After much experimentation, it was clear only a small amount of gain was needed on the bus toggle (c20%). The next thing to be done was to experiment with the reverb length. However, it was not an important focus in this case as we are only applying it to a single track . Had this been a complete mix with multiple instruments, more consideration would have to be given to make sure the reverb length did not jeopardise the mix. Still, after sweeping through various reverb lengths, 1.436s seemed to suit this particular track as it provided the track with warmth and sounded natural without effecting the timbre of the original track.

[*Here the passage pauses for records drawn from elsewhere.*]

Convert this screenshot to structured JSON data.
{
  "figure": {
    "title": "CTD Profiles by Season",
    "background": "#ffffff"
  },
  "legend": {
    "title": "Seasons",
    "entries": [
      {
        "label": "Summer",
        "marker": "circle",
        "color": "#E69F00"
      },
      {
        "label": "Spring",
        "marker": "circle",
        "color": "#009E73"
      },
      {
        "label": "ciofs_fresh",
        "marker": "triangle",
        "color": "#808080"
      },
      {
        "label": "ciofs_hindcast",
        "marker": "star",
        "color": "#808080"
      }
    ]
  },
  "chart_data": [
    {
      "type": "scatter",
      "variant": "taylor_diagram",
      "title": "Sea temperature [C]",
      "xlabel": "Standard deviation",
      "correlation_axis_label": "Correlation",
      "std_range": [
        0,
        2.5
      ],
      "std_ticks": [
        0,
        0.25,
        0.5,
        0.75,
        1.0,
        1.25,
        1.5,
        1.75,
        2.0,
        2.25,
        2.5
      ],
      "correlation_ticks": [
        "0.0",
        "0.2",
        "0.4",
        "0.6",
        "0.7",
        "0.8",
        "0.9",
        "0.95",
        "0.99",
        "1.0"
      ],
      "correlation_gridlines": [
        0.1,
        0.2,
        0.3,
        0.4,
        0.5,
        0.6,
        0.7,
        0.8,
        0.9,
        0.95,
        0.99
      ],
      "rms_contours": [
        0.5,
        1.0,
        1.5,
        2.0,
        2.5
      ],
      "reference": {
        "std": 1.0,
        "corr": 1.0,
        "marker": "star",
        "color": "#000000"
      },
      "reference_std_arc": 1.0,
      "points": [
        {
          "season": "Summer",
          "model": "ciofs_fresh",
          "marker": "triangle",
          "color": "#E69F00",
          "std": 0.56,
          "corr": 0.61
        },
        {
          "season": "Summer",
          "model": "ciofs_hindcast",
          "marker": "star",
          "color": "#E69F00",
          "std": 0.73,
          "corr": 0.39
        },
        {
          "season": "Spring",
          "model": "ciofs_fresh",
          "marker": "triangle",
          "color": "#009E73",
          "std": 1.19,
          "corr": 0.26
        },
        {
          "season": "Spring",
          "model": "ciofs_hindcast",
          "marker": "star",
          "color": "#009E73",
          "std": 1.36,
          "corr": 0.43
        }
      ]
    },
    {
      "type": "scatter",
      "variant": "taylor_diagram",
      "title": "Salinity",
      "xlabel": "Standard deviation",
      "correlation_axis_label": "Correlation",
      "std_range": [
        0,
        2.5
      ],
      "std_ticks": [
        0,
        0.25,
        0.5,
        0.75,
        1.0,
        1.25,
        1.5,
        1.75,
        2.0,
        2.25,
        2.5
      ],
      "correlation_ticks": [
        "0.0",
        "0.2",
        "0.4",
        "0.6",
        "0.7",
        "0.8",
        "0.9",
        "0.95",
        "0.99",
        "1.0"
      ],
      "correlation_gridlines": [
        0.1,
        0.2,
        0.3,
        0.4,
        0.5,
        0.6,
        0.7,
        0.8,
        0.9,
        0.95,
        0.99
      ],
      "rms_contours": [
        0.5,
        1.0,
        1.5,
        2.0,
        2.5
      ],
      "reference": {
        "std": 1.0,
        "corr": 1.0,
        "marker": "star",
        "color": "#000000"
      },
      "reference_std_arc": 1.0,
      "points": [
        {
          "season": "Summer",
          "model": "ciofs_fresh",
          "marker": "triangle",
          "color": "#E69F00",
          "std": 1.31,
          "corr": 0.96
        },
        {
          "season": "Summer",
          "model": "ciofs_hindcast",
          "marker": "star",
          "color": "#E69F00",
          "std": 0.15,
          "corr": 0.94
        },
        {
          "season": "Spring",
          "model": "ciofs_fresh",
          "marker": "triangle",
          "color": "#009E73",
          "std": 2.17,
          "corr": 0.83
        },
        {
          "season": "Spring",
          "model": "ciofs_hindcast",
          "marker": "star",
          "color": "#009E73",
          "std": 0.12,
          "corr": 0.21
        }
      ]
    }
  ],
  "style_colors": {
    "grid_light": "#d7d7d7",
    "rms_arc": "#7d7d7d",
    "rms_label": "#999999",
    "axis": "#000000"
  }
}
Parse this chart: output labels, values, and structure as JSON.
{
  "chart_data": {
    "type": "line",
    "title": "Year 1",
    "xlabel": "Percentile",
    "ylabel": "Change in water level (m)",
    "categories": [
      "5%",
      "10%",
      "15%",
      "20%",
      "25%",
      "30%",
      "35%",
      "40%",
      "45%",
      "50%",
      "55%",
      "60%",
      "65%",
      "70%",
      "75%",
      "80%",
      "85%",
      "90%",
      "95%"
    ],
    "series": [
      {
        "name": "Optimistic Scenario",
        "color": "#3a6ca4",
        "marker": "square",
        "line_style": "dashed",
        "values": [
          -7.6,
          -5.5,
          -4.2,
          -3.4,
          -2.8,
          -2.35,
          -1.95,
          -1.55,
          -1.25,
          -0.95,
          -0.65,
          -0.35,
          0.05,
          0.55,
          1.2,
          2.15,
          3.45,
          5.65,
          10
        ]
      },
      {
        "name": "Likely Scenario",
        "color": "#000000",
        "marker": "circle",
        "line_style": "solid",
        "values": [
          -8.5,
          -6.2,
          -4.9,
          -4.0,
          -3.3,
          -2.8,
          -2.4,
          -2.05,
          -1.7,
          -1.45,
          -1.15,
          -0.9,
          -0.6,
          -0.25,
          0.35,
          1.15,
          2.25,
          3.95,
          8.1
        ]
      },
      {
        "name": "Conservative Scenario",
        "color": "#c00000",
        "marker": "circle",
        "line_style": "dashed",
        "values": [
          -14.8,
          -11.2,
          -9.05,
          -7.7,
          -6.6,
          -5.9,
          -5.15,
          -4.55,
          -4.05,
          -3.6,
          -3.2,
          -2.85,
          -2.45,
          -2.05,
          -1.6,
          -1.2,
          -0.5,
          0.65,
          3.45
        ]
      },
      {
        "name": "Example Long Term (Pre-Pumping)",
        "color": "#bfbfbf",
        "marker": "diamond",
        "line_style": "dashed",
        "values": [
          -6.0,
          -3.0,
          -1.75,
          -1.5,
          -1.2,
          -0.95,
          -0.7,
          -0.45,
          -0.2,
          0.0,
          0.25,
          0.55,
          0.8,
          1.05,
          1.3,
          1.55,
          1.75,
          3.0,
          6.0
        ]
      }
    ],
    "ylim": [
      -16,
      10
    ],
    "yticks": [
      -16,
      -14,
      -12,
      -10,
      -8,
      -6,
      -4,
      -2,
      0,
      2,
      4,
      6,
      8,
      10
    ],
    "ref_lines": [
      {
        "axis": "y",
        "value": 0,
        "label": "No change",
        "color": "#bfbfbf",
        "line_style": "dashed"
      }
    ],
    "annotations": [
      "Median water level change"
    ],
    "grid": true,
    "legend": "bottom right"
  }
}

On the auxiliary strip, EQ was applied to reduce some of the higher frequencies as with most sonic reflections, the higher frequencies die out, leaving the resonance in the lower frequencies. This enhanced the richness of the room and slightly adjusted the characteristics of the space.

 The spectrum analyser within the EQ was used to monitor the reverb, paying close attention to any prominent frequency- response peaks as they would make the whole effect too obvious.   

 

 

 

Convolution and creating impulse responses

In order to compare our tracks recorded in a real environment with their identical synthesised reverbs , impulse responses were taken from the Foyle Arts, cafe space, foyer hallway and recital room.

A singular Genelec HT208 monitor was placed in each environment, with a Singular Rode NT2 (omni-directional) placed approximately 3.0m away in order to pick up the room's characteristics along with our generated sound. A sine sweep was then played through the monitor sweeping from around 10Hz - 20kHz. These impulse responses were then deconvolved using Apple's Impulse Response Utility. These impulse responses have been applied to our 3 test instruments (Voice,Euphonium and Acoustic Nylon Guitar).

 

A summary of each space's characteristics

 

The Recital Room has a high ceiling and wide walls, resulting in a longer pre-delay time. This space was the most stentorian of the 3. Although there were many small obstructions in the room (e.g. chairs, piano), the identity of the hall is prominent, ideal if we wanted to create that specific environment.

 

Cafe Space

The laminate wood flooring of the space, coupled with PVC walls produced the earliest reflections. The weaker reflected sound waves combine with the pre-delay onset to produce an ugly 'glass bowl' effect.

 

Foyer Hallway.

This was the most intriguing out of the 3 spaces. Not only is it a long corridor, it also has steps to the side which lead to additional square space but confusingly has a high ceiling. This sonic confusion is evident in the impulse response. Upon listening to the auxiliary reverb on solo, it is evident that the early reflections combine with, albeit very subtle, late reflections from this additional space. Although this prominently dense space is intriguing to the ear, with regards to our test instruments, it would not fit into any of our exhibits.